5. A process of preparing a crust comprising the sequential steps of:
(a) preparing a sheet of dough using a wheat flour and having upper and lower surfaces;
(b) proofing the dough sheet;
(c) docking the dough sheet to provide a plurality of spaced apart docking holes which extend through the dough sheet and to connect the upper and lower dough surfaces, said holes being large enough such that they do not close during cooking;
(d) cutting the sheet into individual dough pieces;
(e) baking each dough piece at a temperature and for a time sufficient to partially cook the dough forming a set, uniform, bready interior, the upper and lower dough surfaces and the surfaces through the docking holes being exposed to direct heat during baking and becoming hard forming a bond between the upper and lower surfaces of the dough, and sealing the dough surfaces against substantial oil penetration; and (f) submerging the partially-cooked piece in heated fat at a temperature and for a time sufficient to fry the baked dough.

6. The process of claim 5, wherein:
(a) said wheat flour has a protein content of 10% or less.

7. The process of claim 5 wherein:
(a) said proofing comprises resting said dough sheet before docking for from two and one-half to fifteen minutes and at a temperature of 85° to 110° F.
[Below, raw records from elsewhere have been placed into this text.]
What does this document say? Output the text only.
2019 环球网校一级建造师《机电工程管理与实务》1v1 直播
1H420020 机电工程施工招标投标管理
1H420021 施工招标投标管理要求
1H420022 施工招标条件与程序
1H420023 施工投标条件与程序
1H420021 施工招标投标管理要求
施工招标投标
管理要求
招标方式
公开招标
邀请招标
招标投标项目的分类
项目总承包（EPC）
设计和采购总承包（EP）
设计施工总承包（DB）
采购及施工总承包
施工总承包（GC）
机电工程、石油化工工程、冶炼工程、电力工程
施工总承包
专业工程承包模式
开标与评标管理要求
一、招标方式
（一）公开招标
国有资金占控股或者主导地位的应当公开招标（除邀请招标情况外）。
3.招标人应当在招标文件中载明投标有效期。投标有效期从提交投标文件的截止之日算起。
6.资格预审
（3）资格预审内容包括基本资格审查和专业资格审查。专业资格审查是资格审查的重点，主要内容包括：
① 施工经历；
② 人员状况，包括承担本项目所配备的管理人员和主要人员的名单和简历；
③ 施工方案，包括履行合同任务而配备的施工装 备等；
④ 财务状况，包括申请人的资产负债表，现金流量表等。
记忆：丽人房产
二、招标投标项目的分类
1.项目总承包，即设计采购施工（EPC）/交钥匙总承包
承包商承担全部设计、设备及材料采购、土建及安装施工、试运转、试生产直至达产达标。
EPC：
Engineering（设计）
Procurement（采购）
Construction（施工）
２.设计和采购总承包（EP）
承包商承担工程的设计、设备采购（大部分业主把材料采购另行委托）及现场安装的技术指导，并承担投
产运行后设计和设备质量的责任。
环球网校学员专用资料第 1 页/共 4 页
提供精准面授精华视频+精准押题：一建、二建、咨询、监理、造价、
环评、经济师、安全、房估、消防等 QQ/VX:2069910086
8. A delamination resistant pizza crust, comprising:
(a) a generally flat dough structure composed of cooked dough having a moist, chewy, bready interior and a relatively dense upper and lower surfaces;
(b) said crust having a plurality of spaced-apart holes therein which extend through the dough between its top and bottom surfaces; and (c) said crust having a baked interior and an outer surface baked and then fried crisp.